In this paper, we propose a fine-grained image categorization system with easy deployment. We do not use any object/part annotation (weakly supervised) in the training or in the testing stage, but only class labels for training images. Fine-grained image categorization aims to classify objects with only subtle distinctions (e.g., two breeds of dogs that look alike). Most existing works heavily rely on object/part detectors to build the correspondence between object parts, which require accurate object or object part annotations at least for training images. The need for expensive object annotations prevents the wide usage of these methods. Instead, we propose to generate multi-scale part proposals from object proposals, select useful part proposals, and use them to compute a global image representation for categorization. This is specially designed for the weakly supervised fine-grained categorization task, because useful parts have been shown to play a critical role in existing annotation-dependent works, but accurate part detectors are hard to acquire. With the proposed image representation, we can further detect and visualize the key (most discriminative) parts in objects of different classes. In the experiments, the proposed weakly supervised method achieves comparable or better accuracy than the state-of-the-art weakly supervised methods and most existing annotation-dependent methods on three challenging datasets. Its success suggests that it is not always necessary to learn expensive object/part detectors in fine-grained image categorization.

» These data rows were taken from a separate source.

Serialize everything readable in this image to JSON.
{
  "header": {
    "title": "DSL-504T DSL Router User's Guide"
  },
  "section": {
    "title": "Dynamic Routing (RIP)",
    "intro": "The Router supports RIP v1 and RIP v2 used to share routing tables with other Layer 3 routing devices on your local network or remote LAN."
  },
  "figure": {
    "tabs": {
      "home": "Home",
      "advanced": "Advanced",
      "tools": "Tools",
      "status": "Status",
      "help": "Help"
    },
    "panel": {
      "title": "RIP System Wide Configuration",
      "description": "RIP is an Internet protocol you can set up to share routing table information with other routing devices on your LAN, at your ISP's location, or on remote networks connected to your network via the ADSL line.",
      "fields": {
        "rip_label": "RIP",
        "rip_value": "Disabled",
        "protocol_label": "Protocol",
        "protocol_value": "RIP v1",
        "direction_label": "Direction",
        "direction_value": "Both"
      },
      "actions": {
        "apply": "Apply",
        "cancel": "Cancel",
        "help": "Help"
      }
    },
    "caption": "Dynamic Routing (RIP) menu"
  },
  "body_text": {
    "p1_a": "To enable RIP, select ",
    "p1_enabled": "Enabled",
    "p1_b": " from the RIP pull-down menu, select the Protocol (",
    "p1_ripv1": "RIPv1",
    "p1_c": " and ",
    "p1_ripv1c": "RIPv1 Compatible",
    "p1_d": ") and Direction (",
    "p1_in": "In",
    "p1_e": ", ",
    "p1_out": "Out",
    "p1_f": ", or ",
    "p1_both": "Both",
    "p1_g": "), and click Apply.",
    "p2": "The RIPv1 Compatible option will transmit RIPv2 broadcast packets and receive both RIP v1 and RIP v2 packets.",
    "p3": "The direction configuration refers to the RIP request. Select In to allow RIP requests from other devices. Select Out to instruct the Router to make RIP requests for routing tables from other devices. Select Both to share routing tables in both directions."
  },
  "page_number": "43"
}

在本文中,我们提出了一种具有易于部署的细粒度图像分类系统。我们在训练或测试阶段都不使用任何对象/部分注释(弱监督),而仅使用训练图像的类别标签。细粒度图像分类旨在对具有细微差别的对象进行分类(例如,看起来相似的两种犬种)。大多数现有作品严重依赖对象/部分检测器来建立对象部分之间的对应关系,这至少需要对训练图像进行准确的对象或对象部分注释。对昂贵的对象注释的需求阻止了这些方法的广泛使用。相反,我们建议从对象建议中生成多尺度部分建议,选择有用的部分建议,并使用它们来计算用于分类的全局图像表示。这是专门为弱监督细粒度分类任务设计的,因为已经证明有用的部分在现有的依赖注释的作品中起着关键作用,但是很难获取准确的部分检测器。使用所提出的图像表示,我们可以进一步检测和可视化不同类别对象中的关键(最具判别力)部分。在实验中,所提出的弱监督方法在三个具有挑战性的数据集上的准确性与最先进的弱监督方法和大多数现有的依赖注释的方法相当或更好。它的成功表明,在细粒度图像分类中,学习昂贵的对象/部分检测器并不总是必要的。